Entre 1984 et 1988, Fabienne Klein-Donati a exercé les fonctions de substitut du procureur à Épinal. Elle partage ses impressions sur les débuts de l’affaire, expliquant que les magistrats ont rapidement perdu le contrôle de leur communication avec la presse.
Grégory, un petit garçon âgé de quatre ans, a été découvert noyé dans les eaux de la Vologne le 16 octobre 1984. Ce crime, demeuré sans solution, continue de faire l’objet d’une enquête par les gendarmes, presque quarante ans après les faits. Pour la première fois, Fabienne Klein-Donati, magistrate honoraire, accepte de partager son expérience concernant ce dossier. Entre 1984 et 1988, elle a exercé en tant que substitut du procureur à Épinal, dans les Vosges, et a ainsi vécu de près ce qui s’est révélé être un véritable échec judiciaire.
Fabienne Klein-Donati évoque ses débuts de magistrate à Épinal comme un exemple en temps réel de tout ce qu’il ne fallait pas faire. Dès le décès du petit Grégory le 16 octobre 1984, la forte réaction émotive du public a fait perdre pied aux magistrats, qui n’ont pas su gérer leur communication.
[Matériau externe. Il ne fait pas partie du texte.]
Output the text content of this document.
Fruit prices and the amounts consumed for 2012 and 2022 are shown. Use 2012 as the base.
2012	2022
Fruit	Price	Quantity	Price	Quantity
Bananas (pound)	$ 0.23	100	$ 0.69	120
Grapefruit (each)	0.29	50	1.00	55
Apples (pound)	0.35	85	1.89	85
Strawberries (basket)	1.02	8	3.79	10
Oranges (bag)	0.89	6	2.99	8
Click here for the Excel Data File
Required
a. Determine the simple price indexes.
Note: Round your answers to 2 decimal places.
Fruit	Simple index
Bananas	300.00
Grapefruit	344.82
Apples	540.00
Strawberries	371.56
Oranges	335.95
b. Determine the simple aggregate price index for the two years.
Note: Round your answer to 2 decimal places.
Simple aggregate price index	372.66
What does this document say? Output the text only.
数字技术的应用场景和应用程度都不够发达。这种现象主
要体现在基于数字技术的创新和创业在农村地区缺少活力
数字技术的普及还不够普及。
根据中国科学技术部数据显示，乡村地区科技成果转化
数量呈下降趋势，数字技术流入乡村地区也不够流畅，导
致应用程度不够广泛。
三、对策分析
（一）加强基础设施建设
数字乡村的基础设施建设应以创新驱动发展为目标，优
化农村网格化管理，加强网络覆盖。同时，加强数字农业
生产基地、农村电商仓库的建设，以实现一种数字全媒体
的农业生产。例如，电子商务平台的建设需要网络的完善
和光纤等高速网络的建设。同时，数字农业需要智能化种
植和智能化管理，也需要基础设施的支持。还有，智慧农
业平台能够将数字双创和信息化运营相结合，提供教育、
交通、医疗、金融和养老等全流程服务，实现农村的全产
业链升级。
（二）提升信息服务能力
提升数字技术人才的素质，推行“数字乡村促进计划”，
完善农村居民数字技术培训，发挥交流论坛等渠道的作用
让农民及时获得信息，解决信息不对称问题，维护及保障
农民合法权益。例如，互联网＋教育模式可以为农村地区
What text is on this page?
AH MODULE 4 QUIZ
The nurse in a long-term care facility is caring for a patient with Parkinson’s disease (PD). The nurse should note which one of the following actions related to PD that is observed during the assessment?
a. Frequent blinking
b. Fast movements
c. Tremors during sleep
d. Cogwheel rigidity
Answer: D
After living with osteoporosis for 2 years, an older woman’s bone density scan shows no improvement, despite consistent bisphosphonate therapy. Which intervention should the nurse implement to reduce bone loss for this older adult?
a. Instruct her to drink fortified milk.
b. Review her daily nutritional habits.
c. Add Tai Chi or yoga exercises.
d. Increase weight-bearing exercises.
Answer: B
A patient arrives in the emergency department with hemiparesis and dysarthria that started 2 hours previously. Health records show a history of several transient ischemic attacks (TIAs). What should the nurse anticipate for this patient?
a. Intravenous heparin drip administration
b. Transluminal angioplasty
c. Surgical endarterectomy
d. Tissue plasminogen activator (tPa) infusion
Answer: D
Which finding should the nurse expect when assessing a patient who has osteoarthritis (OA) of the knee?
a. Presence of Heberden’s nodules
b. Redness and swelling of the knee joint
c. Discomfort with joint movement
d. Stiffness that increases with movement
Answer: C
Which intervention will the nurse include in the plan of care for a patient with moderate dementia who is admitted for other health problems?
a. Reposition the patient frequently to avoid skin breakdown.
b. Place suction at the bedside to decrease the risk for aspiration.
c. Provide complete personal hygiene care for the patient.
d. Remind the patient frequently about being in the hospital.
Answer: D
« À Épinal, ni le procureur ni le président n’ont pris à cœur la gestion de la communication, explique-t-elle. Il n’y a eu ni conférence de presse ni communiqué officiel, ce qui a conduit à une invasion dans la juridiction. Les gens entraient et sortaient du tribunal sans contrôle. Dans mon cas, je devais garder les volets de mon bureau fermés pour éviter d’être filmée ou photographiée par les journalistes qui s’étaient installés dans la brasserie voisine. »
« Je crois que si la communication avait été mieux maîtrisée, on aurait peut-être pu mieux encadrer le juge d’instruction. »
Fabienne Klein-Donati, magistrate honoraireà 42mag.fr
Le juge d’instruction en question est bien sûr Jean-Michel Lambert, souvent critiqué pour ses nombreuses déclarations publiques, sa gestion de l’enquête et ses relations avec certains journalistes. Ce magistrat portera ce lourd fardeau toute sa vie et mettra fin à ses jours en 2017. « Il s’est perdu dans ses investigations mais aussi sur un plan personnel. Apprendre son suicide a été un choc pour moi, car nous avons travaillé ensemble durant quatre années. Il s’est trompé lui-même et n’a pas été encadré, ni appuyé par ses supérieurs hiérarchiques. »
« Un énorme gâchis »
Un exemple marquant pour Fabienne Klein-Donati concerne l’ancien président du tribunal d’Épinal. « Il évitait les journalistes, raconte-t-elle, mais puisqu’il ne pouvait pas se soustraire à ses obligations professionnelles, lorsqu’il était accosté par un journaliste, il disait : ‘Je n’en sais rien, je ne suis pas informé, je ne suis que le commis ici, je fais les photocopies’. Cela paraît caricatural, mais c’était pourtant la réalité. Un immense gâchis. »
Ce sont là des témoignages qui illustrent le fiasco à la fois judiciaire et médiatique de l’affaire Grégory. Après son passage à Épinal, Fabienne Klein-Donati continuera sa carrière, devenant ensuite procureure de Bobigny et enfin procureure générale à Lyon. Elle n’oubliera jamais l’importance de maîtriser au mieux la communication avec les médias et de nommer plusieurs juges d’instruction pour les affaires les plus complexes, afin d’enrichir une analyse collective et minutieuse. Des leçons bien apprises de cette tragédie non résolue de la Vologne.